Клянусь, не выдумка, не собирательный образ. Я о ней вообще бы не говорил, да амбициозные заявления ее не дают пройти мимо.
– Это нам, – агрессивный напор в голосе, – нам! (кому «нам»?..) по праву должны принадлежать и все материальные, и духовные, и культурные, и все прочие мировые блага. Это мы! (кто «мы»?..) их наследники.
Туманно как-то, но ярко-самоуверенно. Естественно, главная мечта ее – за бугор! Копит деньги, слышала, что в Лондоне, значит, внесешь энную сумму – и британская вам прописка. Но и на это, видать, умок маловат, сколько уж лет топчется на одном месте, томится в «чужой» стране и привилегии по праву ей положенные плывут мимо носа.
Почти случайно в Москве попал в компанию.
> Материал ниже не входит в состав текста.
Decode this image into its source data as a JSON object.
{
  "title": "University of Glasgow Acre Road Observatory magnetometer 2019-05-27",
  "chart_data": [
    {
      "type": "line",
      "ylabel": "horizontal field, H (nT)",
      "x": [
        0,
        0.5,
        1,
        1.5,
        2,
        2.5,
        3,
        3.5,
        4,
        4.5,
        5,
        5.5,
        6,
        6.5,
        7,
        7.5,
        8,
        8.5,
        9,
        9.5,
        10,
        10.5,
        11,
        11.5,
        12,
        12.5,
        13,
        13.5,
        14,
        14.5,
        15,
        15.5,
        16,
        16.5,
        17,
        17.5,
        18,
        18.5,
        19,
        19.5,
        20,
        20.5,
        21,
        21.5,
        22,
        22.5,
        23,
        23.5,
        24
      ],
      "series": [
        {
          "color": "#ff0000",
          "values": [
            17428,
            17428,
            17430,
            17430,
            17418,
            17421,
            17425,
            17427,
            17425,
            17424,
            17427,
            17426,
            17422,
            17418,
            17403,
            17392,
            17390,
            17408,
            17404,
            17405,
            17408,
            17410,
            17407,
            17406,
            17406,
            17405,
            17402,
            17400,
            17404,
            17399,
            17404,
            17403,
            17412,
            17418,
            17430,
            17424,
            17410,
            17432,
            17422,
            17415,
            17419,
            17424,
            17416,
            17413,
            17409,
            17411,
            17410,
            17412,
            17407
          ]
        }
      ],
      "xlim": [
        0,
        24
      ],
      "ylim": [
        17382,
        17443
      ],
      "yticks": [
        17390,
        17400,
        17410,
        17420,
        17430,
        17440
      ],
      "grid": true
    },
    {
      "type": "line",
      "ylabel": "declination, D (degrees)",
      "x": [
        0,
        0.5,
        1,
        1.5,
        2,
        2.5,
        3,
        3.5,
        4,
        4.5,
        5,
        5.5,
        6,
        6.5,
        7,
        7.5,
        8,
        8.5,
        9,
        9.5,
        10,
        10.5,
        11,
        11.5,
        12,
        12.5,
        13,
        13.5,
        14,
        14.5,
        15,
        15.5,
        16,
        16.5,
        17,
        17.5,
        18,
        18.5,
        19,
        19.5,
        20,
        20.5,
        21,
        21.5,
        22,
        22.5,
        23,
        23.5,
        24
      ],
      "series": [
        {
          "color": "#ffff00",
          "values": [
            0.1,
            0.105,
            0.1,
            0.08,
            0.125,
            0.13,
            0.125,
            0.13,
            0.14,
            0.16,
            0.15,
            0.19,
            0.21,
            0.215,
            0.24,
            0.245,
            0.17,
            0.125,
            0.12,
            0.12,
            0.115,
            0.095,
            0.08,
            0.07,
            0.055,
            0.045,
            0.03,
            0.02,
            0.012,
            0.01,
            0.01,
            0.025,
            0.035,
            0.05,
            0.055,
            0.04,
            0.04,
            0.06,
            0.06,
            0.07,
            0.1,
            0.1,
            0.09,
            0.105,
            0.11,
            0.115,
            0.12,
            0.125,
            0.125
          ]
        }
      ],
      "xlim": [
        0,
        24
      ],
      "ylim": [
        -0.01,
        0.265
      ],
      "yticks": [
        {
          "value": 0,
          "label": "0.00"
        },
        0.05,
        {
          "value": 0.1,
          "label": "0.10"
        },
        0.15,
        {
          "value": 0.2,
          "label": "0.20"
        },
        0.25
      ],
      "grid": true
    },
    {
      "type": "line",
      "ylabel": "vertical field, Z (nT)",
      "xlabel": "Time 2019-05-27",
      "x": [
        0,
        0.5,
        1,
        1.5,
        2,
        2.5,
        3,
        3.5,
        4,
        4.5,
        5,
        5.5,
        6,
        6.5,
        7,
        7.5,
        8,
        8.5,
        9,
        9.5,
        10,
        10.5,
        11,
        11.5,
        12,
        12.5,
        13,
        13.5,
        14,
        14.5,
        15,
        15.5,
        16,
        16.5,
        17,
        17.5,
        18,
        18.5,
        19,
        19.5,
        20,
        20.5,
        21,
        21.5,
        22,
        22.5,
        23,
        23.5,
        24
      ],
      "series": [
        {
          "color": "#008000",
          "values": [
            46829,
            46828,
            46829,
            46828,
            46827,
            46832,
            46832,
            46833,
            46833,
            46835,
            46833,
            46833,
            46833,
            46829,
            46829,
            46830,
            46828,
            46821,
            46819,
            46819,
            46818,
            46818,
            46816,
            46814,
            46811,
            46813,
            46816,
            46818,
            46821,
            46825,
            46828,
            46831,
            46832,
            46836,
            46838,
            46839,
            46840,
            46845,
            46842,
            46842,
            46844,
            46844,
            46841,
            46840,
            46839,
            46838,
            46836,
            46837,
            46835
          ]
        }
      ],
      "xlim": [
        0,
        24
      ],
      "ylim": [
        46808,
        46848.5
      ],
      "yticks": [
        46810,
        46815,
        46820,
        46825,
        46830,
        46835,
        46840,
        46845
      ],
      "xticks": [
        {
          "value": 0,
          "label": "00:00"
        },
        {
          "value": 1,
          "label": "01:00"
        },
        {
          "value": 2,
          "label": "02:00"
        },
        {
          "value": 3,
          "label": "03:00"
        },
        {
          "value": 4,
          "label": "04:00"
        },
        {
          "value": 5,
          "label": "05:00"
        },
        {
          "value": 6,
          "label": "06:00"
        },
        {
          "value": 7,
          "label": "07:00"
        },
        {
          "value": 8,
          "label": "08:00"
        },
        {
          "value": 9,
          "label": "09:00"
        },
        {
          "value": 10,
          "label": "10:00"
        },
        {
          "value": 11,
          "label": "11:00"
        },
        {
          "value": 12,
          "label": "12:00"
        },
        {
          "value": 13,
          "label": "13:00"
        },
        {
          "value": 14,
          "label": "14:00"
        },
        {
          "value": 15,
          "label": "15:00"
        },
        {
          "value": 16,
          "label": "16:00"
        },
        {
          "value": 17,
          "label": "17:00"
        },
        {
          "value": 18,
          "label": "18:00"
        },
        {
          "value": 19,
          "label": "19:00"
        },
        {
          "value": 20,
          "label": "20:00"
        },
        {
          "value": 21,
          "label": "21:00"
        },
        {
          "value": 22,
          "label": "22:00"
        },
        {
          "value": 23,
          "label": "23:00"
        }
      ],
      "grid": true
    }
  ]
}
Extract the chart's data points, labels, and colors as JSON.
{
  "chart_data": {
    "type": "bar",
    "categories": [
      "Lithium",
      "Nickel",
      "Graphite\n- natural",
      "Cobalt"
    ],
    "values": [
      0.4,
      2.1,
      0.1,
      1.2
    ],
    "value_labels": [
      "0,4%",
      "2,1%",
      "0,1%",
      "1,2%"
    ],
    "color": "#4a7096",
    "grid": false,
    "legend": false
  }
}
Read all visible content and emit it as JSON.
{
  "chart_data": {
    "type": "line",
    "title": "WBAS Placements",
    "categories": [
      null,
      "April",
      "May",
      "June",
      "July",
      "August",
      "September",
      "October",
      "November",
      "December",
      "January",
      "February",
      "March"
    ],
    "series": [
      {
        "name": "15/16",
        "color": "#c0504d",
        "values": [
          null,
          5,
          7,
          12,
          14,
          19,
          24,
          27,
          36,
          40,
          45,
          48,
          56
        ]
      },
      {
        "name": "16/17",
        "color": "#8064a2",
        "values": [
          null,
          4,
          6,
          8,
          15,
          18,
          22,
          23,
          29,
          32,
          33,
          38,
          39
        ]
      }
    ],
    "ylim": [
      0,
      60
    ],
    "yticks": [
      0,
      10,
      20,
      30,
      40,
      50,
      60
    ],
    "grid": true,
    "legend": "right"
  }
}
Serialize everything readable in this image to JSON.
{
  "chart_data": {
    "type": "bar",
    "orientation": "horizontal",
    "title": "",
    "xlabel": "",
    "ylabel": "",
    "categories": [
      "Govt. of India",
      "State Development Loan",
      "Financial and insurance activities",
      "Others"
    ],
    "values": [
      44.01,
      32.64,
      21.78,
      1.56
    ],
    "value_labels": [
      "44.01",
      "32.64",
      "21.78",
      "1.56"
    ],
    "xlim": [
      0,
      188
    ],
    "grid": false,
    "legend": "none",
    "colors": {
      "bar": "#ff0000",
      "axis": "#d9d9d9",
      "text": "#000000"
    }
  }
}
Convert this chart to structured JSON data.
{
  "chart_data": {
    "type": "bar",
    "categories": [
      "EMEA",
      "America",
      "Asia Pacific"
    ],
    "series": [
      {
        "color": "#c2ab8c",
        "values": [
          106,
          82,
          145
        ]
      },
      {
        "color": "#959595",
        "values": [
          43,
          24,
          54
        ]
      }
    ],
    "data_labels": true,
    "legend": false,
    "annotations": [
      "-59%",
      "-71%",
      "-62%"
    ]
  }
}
Чем занимались все те люди, точно не известно, но все имели отношение к культуре. Хозяин, похоже, был реставратором, одна дама, бойкая такая – темперамент хлестал через край – искусствовед.
Разговор, в основном, шел о музейных буднях; похоже, все они были музейными работниками, но разных музеев. На вопрос, чем занимается в данный момент бойкая, та отвечала, что пишет статью о новгородской иконе XIV–XVI веков.
– Ну, мать, тебя и заносит, – хозяйка дома, – докатилась, хернёй такой занимаешься.
– А куда денешься, – заоправдывалась бойкая, – надо же что-то писать для этих мудаков…
Я было открыл рот – икона, одно из главных достижений русской культуры. Что же это, по нынешним временам выходит, писать об иконе это что-то вроде выходки недостойной цивилизованного человека…
Да, недостойно – с их позиции просто преступно, осквернение «ИХ СВЯТЫНЬ».
Было ясно, задай я этот вопрос, на меня посмотрели бы как на упавшего с Луны. Молча я встал и вышел.
Глазунов
Не знаю другого такого человека в искусстве, на которого бы так окрысились его – оппоненты, хотел я сказать, но он ни с кем не оппонирует, значит, лобовое определение – враги. Так чем же это он навлек на себя целую армию недругов. Политической деятельностью не занимался. Художник. Со своим пониманием ценностей (как у любого человека), которые он никому не навязывает. Высказывать не значит навязывать. Создал свою школу. Вот, пожалуй, и всё, что можно сказать по существу. Но Боже, какие комья грязи летят в его сторону. Вот один из типичных таких пассажей.
Скучающая за столом барышня, вне всякого контекста (пластинку повеселее хотелось поставить), заводит разговор о Глазунове. И сразу в атаку: есть вот такой, сякой… и понеслось на все лады. Но в чем, собственно, заключались все эти обвинения, понять было трудно.